是阳光敲醒的他。惺忪着眼看着周遭,才察觉手臂带着不可名状的酸麻。他看了看怀里的人,低头吻上她的额间,轻轻抽出手臂。

稀粥酸萝卜,是今天的早餐。他的厨艺只能算凑合,咸菜是超市买的。

床上的人还在睡,便伸开双臂小心抱入怀中去往卫生间,她的唇瓣碰到脖间带着软意。

“瞌睡虫。”,托着她的臀部,他谐谑的在她耳边轻声说着。

引来她推着他的面颊,不满的嘟囔一声,“你才是。”

吃过饭便又要出门了,拿出衣柜里贴身的黑色正装,对着镜子正了正领带,镜里的少年已经棱角鲜明,寡色成熟。他拿好简历资料,便嘱咐一旁的宋轻轻说着。

“我要出门了,你在家乖乖待着,不能给陌生人开门,等我中午回来给你带酸奶喝。”

她认真的点着头,看他已经迈出一步,又上前着拉着他的衣袖,沉默了几声,看得林凉少许的疑惑,才说着。

“我一定不会乱跑的。”

似是看出她一个人呆在家的寂寞,他弯弯腰摸了摸这个矮姑娘。

“那有电视,无聊的时候就看看。也可以复习一下我昨晚讲的内容,今天晚上还有新课呢。还有中午想吃什么,我买菜回来弄。”

他自翊不是个温柔善意的人,会冷语相向,暴虐暗瘾。柔和的皮外相下是泛着恶心、孤芳自赏的内性。

现在却为一个人收掩着自己的毒刺,带着韧性的包容,或许二十七岁的自己回顾时,都觉得不可思议,甚至是荒谬。

她说,“你带什么我吃什么。”

于是看着他蹲下身子穿鞋,白玉的手指与灰黄的门把格格不入,脚步踏出门槛,她不愿停下,又跟着他下了楼梯,看着他扭开单元门的圆锁,还不愿停下,再看着他走在夜晚被夏风刮落的水泥小道上渐行渐远,她停在单元门口终于停了。

眸中的背影已经出落雄伟,这和她以前透过铁栏张望的白色校服的少年背影不同。

变高了,她不禁用手比了比。
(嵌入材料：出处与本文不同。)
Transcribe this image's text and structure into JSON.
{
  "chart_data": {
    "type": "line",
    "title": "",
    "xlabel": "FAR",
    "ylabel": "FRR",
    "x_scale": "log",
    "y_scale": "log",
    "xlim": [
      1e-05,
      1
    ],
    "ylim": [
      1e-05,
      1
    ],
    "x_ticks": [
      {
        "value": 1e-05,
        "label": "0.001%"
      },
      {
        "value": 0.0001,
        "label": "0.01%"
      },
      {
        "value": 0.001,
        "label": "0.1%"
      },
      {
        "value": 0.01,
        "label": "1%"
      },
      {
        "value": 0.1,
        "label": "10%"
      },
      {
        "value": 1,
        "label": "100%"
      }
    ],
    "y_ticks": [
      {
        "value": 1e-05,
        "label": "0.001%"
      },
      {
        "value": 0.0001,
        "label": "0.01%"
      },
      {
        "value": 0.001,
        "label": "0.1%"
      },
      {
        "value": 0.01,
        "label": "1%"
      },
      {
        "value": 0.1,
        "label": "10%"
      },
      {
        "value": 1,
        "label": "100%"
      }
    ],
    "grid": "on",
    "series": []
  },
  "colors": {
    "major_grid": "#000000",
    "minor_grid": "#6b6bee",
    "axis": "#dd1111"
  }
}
肩膀变宽了,好像能承担着什么。身姿依旧挺立着,高大得像…像个成熟的大人。

这个背影…或许…这个背影…像另一个人。

也曾说要出门,也曾让她乖乖在家等着,也曾说要带东西回家,最后,却留在了远方。

她突然愣住,胸口像有石块在砸般,钝痛而延伸着。她用力的迈开步伐追上他,带着急促的喘息抓住那人背后的衣角,执拗的捏住,看着他不解的眼神便仰着头,声音是难以控制的微微颤意。

她说,“你…你一定要回来好不好…我一定乖乖听话。还有,如果你打电话给我,我一定会接的…但是你一定要回家…”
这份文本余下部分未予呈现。